Presidio County Commissioners Court grapples with raising employee pay 

MARFA — At last week’s meeting of the Presidio County Commissioners Court, the commissioners deliberated for hours on how best to raise wages and retirement packages fairly on a limited budget. No immediate action was taken, but target dates were set toward setting and implementing pay raises across departments. 

To kick off the meeting, Roxanne Aldridge of the Texas County District Retirement System gave a presentation on implementing cost of living adjustments (COLA) for the county’s retirees. County Auditor Patty Roach offered a number of scenarios based on preliminary research — essentially, how big a bite out of the county budget the different packages would take. 

The commissioners took no action last Wednesday, awaiting further information and projections from Roach.
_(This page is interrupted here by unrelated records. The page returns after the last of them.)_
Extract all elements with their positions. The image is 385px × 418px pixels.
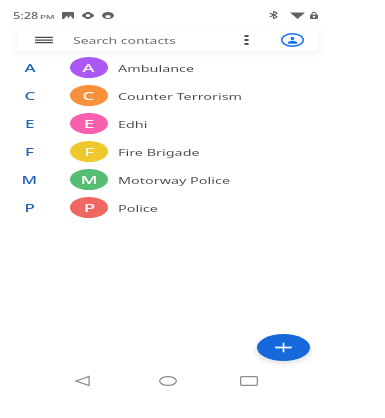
staticText: A bbox=[24, 61, 36, 75]
button[interactable]: E bbox=[0, 110, 385, 138]
button[interactable]: A bbox=[0, 54, 385, 82]
staticText: Search contacts bbox=[73, 34, 177, 46]
button[interactable]: Recent apps bbox=[229, 366, 269, 396]
button[interactable]: M bbox=[0, 166, 385, 194]
button[interactable]: F bbox=[0, 138, 385, 166]
staticText: M bbox=[81, 172, 98, 188]
staticText: Ambulance bbox=[118, 62, 195, 74]
staticText: P bbox=[84, 200, 95, 216]
button[interactable]: Home bbox=[148, 366, 188, 396]
button[interactable]: Back bbox=[62, 366, 102, 396]
button[interactable]: C bbox=[0, 82, 385, 110]
staticText: M bbox=[22, 173, 38, 187]
staticText: E bbox=[25, 117, 35, 131]
staticText: Counter Terrorism bbox=[118, 90, 243, 102]
staticText: P bbox=[24, 201, 36, 215]
button[interactable]: More options bbox=[234, 28, 258, 51]
staticText: Police bbox=[118, 202, 158, 214]
button[interactable]: P bbox=[0, 194, 385, 222]
button[interactable]: Account bbox=[274, 28, 310, 51]
staticText: Fire Brigade bbox=[118, 146, 201, 158]
staticText: C bbox=[24, 89, 36, 103]
staticText: C bbox=[83, 88, 95, 104]
staticText: Edhi bbox=[118, 118, 148, 130]
button[interactable]: Create new contact bbox=[255, 332, 312, 363]
staticText: A bbox=[83, 60, 95, 76]
button[interactable]: Open navigation menu bbox=[26, 28, 62, 51]
staticText: E bbox=[84, 116, 95, 132]
button[interactable]: Open navigation menu bbox=[17, 28, 318, 51]
staticText: Motorway Police bbox=[118, 174, 232, 186]
staticText: PM bbox=[40, 13, 56, 21]
staticText: 5:28 bbox=[13, 10, 39, 21]
staticText: F bbox=[84, 144, 94, 160]
staticText: F bbox=[25, 145, 35, 159]
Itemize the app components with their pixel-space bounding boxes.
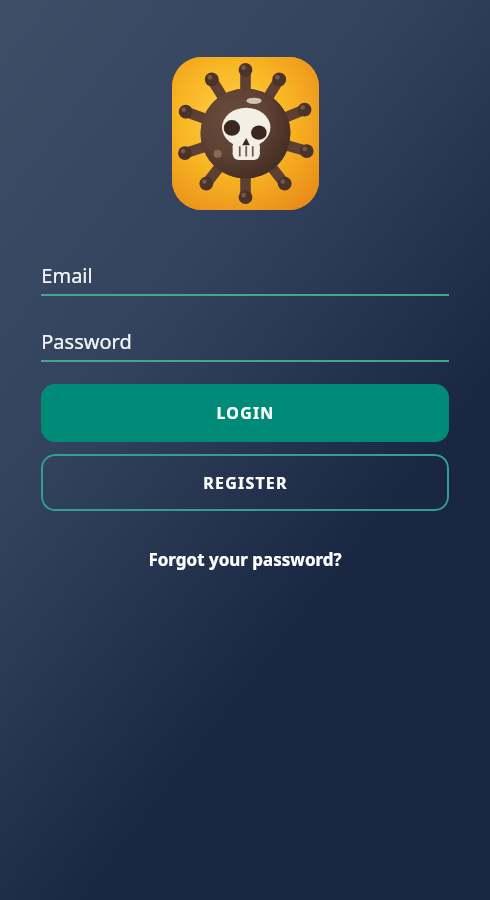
- staticText: Email: [41, 262, 93, 289]
- button[interactable]: Password: [41, 322, 449, 362]
- staticText: Forgot your password?: [148, 548, 342, 571]
- button[interactable]: LOGIN: [41, 384, 449, 442]
- button[interactable]: REGISTER: [41, 454, 449, 511]
- button[interactable]: Email: [41, 256, 449, 296]
- staticText: REGISTER: [203, 472, 288, 494]
- staticText: LOGIN: [216, 402, 275, 424]
- staticText: Password: [41, 328, 132, 355]
- button[interactable]: Forgot your password?: [134, 540, 356, 579]
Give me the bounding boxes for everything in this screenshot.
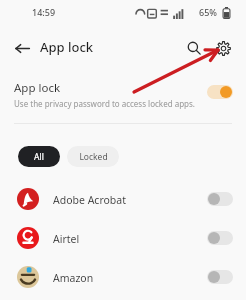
- staticText: 14:59: [32, 6, 56, 18]
- button[interactable]: Toggle off: [207, 231, 233, 245]
- button[interactable]: Toggle off: [207, 192, 233, 206]
- button[interactable]: Back: [8, 34, 36, 62]
- staticText: All: [34, 151, 44, 163]
- button[interactable]: All: [18, 146, 60, 167]
- staticText: Airtel: [53, 232, 80, 246]
- staticText: App lock: [14, 80, 61, 96]
- staticText: Use the privacy password to access locke…: [14, 98, 195, 109]
- button[interactable]: Adobe Acrobat: [0, 181, 246, 217]
- button[interactable]: Amazon: [0, 259, 246, 295]
- staticText: Amazon: [53, 271, 94, 285]
- button[interactable]: Airtel: [0, 220, 246, 256]
- button[interactable]: App lock: [0, 72, 246, 120]
- button[interactable]: Toggle on: [207, 85, 233, 99]
- button[interactable]: Settings: [209, 34, 237, 62]
- staticText: Adobe Acrobat: [53, 193, 126, 207]
- button[interactable]: Locked: [67, 146, 119, 167]
- staticText: App lock: [40, 38, 94, 56]
- staticText: Locked: [79, 151, 108, 163]
- button[interactable]: Search: [180, 34, 208, 62]
- button[interactable]: Toggle off: [207, 270, 233, 284]
- staticText: 65%: [199, 6, 217, 18]
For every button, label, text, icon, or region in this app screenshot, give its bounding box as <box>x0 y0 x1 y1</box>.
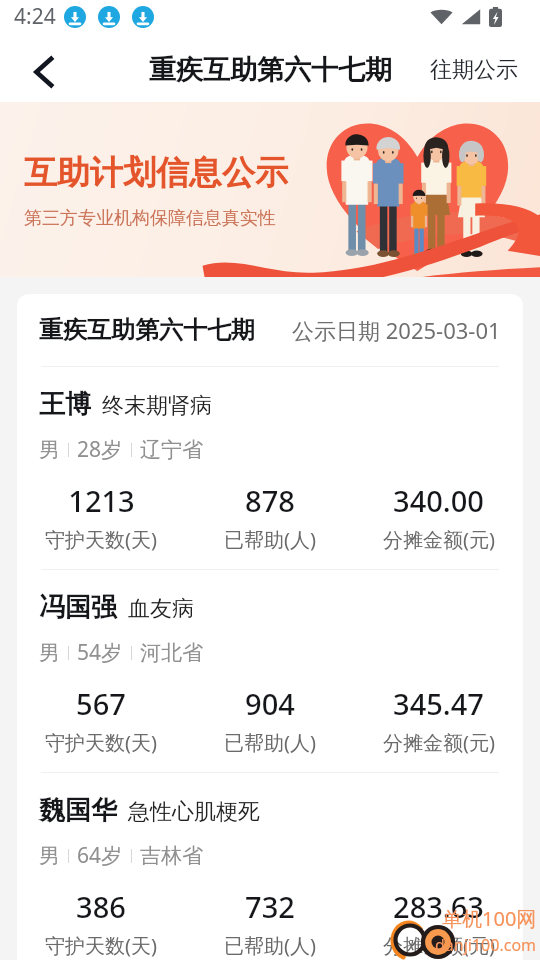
staticText: 守护天数(天) <box>45 729 157 756</box>
staticText: 340.00 <box>393 481 484 520</box>
staticText: danji100.com <box>435 934 537 956</box>
button[interactable]: 冯国强 <box>17 570 523 772</box>
staticText: 732 <box>245 887 295 926</box>
button[interactable]: 魏国华 <box>17 773 523 960</box>
staticText: 河北省 <box>140 640 203 666</box>
staticText: 4:24 <box>14 2 56 31</box>
staticText: 分摊金额(元) <box>383 526 495 553</box>
button[interactable]: 王博 <box>17 367 523 569</box>
staticText: 567 <box>76 684 126 723</box>
staticText: 64岁 <box>77 841 123 870</box>
staticText: 第三方专业机构保障信息真实性 <box>24 207 276 230</box>
staticText: 男 <box>39 843 60 869</box>
staticText: 互助计划信息公示 <box>24 152 288 194</box>
button[interactable]: Back <box>17 46 69 98</box>
staticText: 终末期肾病 <box>102 392 212 420</box>
staticText: 28岁 <box>77 435 123 464</box>
staticText: 已帮助(人) <box>224 729 316 756</box>
staticText: 345.47 <box>393 684 484 723</box>
staticText: 男 <box>39 640 60 666</box>
staticText: 公示日期 2025-03-01 <box>292 315 501 345</box>
staticText: 分摊金额(元) <box>383 932 495 959</box>
staticText: 878 <box>245 481 295 520</box>
staticText: 54岁 <box>77 638 123 667</box>
staticText: 吉林省 <box>140 843 203 869</box>
staticText: 386 <box>76 887 126 926</box>
staticText: 魏国华 <box>39 794 117 827</box>
staticText: 283.63 <box>393 887 484 926</box>
staticText: 急性心肌梗死 <box>128 798 260 826</box>
staticText: 重疾互助第六十七期 <box>39 315 255 345</box>
staticText: 1213 <box>68 481 135 520</box>
staticText: 904 <box>245 684 295 723</box>
button[interactable]: 往期公示 <box>410 48 538 92</box>
staticText: 重疾互助第六十七期 <box>149 53 392 87</box>
staticText: 冯国强 <box>39 591 117 624</box>
staticText: 血友病 <box>128 595 194 623</box>
staticText: 单机100网 <box>442 905 537 932</box>
staticText: 已帮助(人) <box>224 932 316 959</box>
staticText: 往期公示 <box>430 56 518 84</box>
staticText: 守护天数(天) <box>45 932 157 959</box>
staticText: 守护天数(天) <box>45 526 157 553</box>
staticText: 辽宁省 <box>140 437 203 463</box>
staticText: 分摊金额(元) <box>383 729 495 756</box>
staticText: 已帮助(人) <box>224 526 316 553</box>
staticText: 男 <box>39 437 60 463</box>
staticText: 王博 <box>39 388 91 421</box>
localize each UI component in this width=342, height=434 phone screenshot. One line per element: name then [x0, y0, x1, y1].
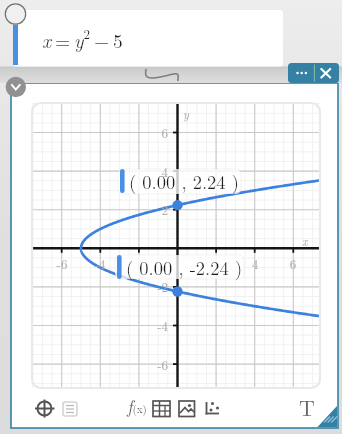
staticText: -6	[128, 355, 168, 371]
staticText: ( 0.00 , -2.24 )	[126, 254, 243, 280]
button[interactable]: Scatter plot	[203, 399, 222, 418]
staticText: 6	[128, 123, 168, 139]
button[interactable]: Collapse panel	[3, 75, 27, 99]
button[interactable]: Move graphics view	[32, 396, 58, 422]
staticText: -4	[80, 254, 120, 270]
staticText: x	[302, 232, 308, 249]
button[interactable]: Image	[177, 399, 196, 418]
staticText: 6	[273, 254, 313, 270]
button[interactable]: Text tool	[293, 397, 317, 421]
button[interactable]: Function	[124, 398, 146, 420]
staticText: 4	[235, 254, 275, 270]
staticText: 4	[128, 162, 168, 178]
button[interactable]: Algebra view	[61, 398, 81, 418]
staticText: 2	[128, 200, 168, 216]
button[interactable]: More options	[288, 63, 314, 83]
staticText: ( 0.00 , 2.24 )	[129, 168, 239, 194]
staticText: -6	[42, 254, 82, 270]
button[interactable]: Drag handle	[4, 3, 27, 26]
staticText: -2	[128, 277, 168, 293]
staticText: T	[299, 391, 315, 422]
staticText: f(x)	[127, 393, 147, 418]
button[interactable]: Close	[314, 63, 339, 83]
button[interactable]: Table	[151, 399, 171, 418]
staticText: x = y2 − 5	[42, 24, 123, 53]
staticText: -4	[128, 316, 168, 332]
staticText: y	[183, 105, 189, 122]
Precinct 1 Commissioner Brenda Silva Bentley advised that it would be best to decide on retirement COLAs after raises for current employees were discussed and decided — the commissioners tentatively scheduled another presentation from Roach on November 9. “I’d rather look at more accurate numbers and see what’s available to us,” Bentley said. 

Later in the meeting, the commissioners discussed adopting a new salary schedule — essentially, raising wages for county employees across the board, rather than approving raises department by department. A committee of county employees was assembled with representatives from the Sheriff’s Department, Treasurer’s Office, Tax Assessor/Collector and other vital offices. 
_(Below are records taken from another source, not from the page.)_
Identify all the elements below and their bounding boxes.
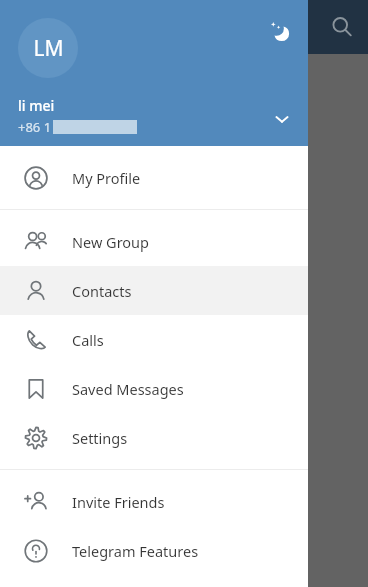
staticText: li mei (18, 96, 55, 115)
staticText: Settings (72, 428, 128, 448)
button[interactable]: Night mode (258, 10, 302, 54)
staticText: My Profile (72, 168, 141, 188)
button[interactable]: Telegram Features (0, 526, 308, 575)
button[interactable]: Expand accounts (260, 97, 304, 141)
staticText: New Group (72, 232, 149, 252)
button[interactable]: Contacts (0, 266, 308, 315)
staticText: Invite Friends (72, 492, 165, 512)
button[interactable]: Invite Friends (0, 477, 308, 526)
button[interactable]: Settings (0, 413, 308, 462)
button[interactable]: My Profile (0, 153, 308, 202)
staticText: LM (33, 34, 64, 63)
staticText: Calls (72, 330, 104, 350)
button[interactable]: New Group (0, 217, 308, 266)
button[interactable]: Saved Messages (0, 364, 308, 413)
button[interactable]: Search (320, 5, 364, 49)
staticText: Contacts (72, 281, 132, 301)
staticText: +86 1 (18, 118, 52, 136)
button[interactable]: LM (0, 0, 308, 146)
button[interactable]: Calls (0, 315, 308, 364)
staticText: Telegram Features (72, 541, 199, 561)
staticText: Saved Messages (72, 379, 184, 399)
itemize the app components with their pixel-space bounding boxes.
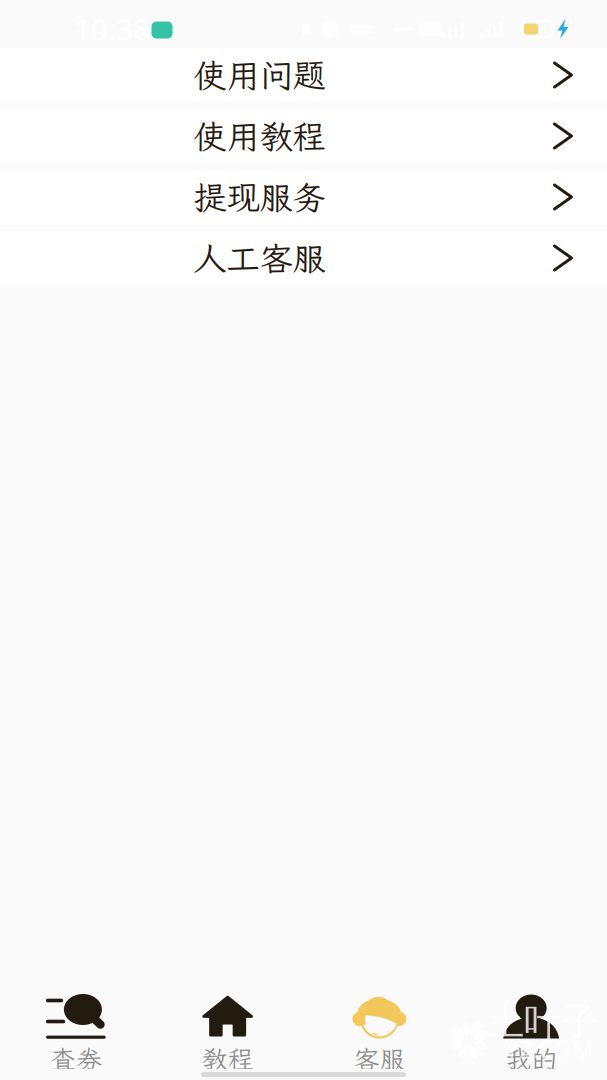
staticText: YZ.COM (505, 1033, 594, 1065)
button[interactable]: 使用教程 (0, 109, 607, 163)
staticText: 土叶子 (487, 999, 598, 1045)
button[interactable]: 使用问题 (0, 48, 607, 102)
staticText: 我的 (505, 1042, 557, 1076)
staticText: 人工客服 (194, 236, 326, 280)
button[interactable]: 人工客服 (0, 231, 607, 285)
button[interactable]: 客服 (304, 928, 455, 1069)
staticText: 提现服务 (194, 175, 326, 219)
staticText: 教程 (202, 1042, 254, 1076)
button[interactable]: 教程 (152, 928, 304, 1069)
staticText: 使用问题 (194, 53, 326, 97)
button[interactable]: 提现服务 (0, 170, 607, 224)
staticText: 客服 (353, 1042, 405, 1076)
staticText: 使用教程 (194, 114, 326, 158)
staticText: 查券 (50, 1042, 102, 1076)
button[interactable]: 查券 (0, 928, 152, 1069)
button[interactable]: 我的 (455, 928, 607, 1069)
Commissioner Bentley said that time was of the essence — she felt that the local cost of living had already outpaced wages and was affecting long-term residents’ ability to stay in their jobs and the county’s ability to attract new talent. “In terms of housing, I don’t know what people are going to do unless they already have something in place,” she said. 

Roach offered some advice to the commissioners based on comparisons she’d researched from government officials in neighboring Brewster County. By her estimation, county employees in Roads and Bridges and the Presidio County Jail made the closest to competitive wages, but there was room for improvement across the board. 

She advised looking into the county’s biggest employers — like the Big Bend Banks and Customs and Border Protection — to compare salaries based on “skill sets” like accounting and secretarial work. Additionally, she felt it was important to distinguish between “senior” and “junior” employees on the proposed pay schedule. “It’s not going to be easy, it’s going to take a lot of work,” she cautioned. 

After the discussion of the new pay scale, Joel Nuñez of the Presidio County Sheriff’s Office (PSCO) gave a presentation about the dire state of turnover in his department and requested raises for officers and dispatch — the department decided on the dollar amount with input from the county auditor. 

Nuñez was concerned that competitive wages elsewhere — particularly in Customs and Border Protection — was skimming off potential PCSO employees. “We get them trained and certified, and they’re valuable, so they get recruited to other agencies and get paid more money,” he explained. “We wouldn’t be doing our jobs [as employers] without doing this for our employees.”

Precinct 1 Commissioner Bentley expressed frustration that the sheriff’s office had come before Commissioners Court many times asking for raises and funding — she came prepared with research into wages across departments in the county and accompanying retention data. “My fear is we’re going to take too far a leap with this and leave everyone else behind,” she said. 

Her comments led to a heated back-and-forth between Bentley and Presidio County Sheriff Danny Dominguez, who was also in attendance. Bentley suggested that high turnover in the PCSO was due to poor management and not because of low wages. Dominguez insisted that it was because of broader cultural attitudes. “That’s just our country right now –– nobody wants to work,” he said. 

County Judge Cinderela Guevara restored order in the court and clarified why the raises had been brought before the commissioners in the first place. She had brought the item because she regularly interacts with PCSO and Presidio County Jail employees and wanted to circumvent burnout. “This is not intended so that some people can stay behind and some can get ahead, that is not the intention at all,” she said. 

The commissioners ultimately took no action on the proposed PCSO raises. Instead, they set a target goal of December 14 for the committee to propose a new pay schedule so it could be adopted sometime in the new year. The timing of these conversations could prove tricky — Presidio County Commissioners Court will welcome two new faces come January. 

Precinct 2 will welcome Margarito Hernandez, who is running unopposed; Precinct 4 is contested this November between Garey Willbanks and David Beebe. Roach advised the commissioners on the limits of their ability to decide budgetary items in the aftermath of an election. “You can’t govern a future court’s decisions, but you can put in writing that it is your intent,” she explained.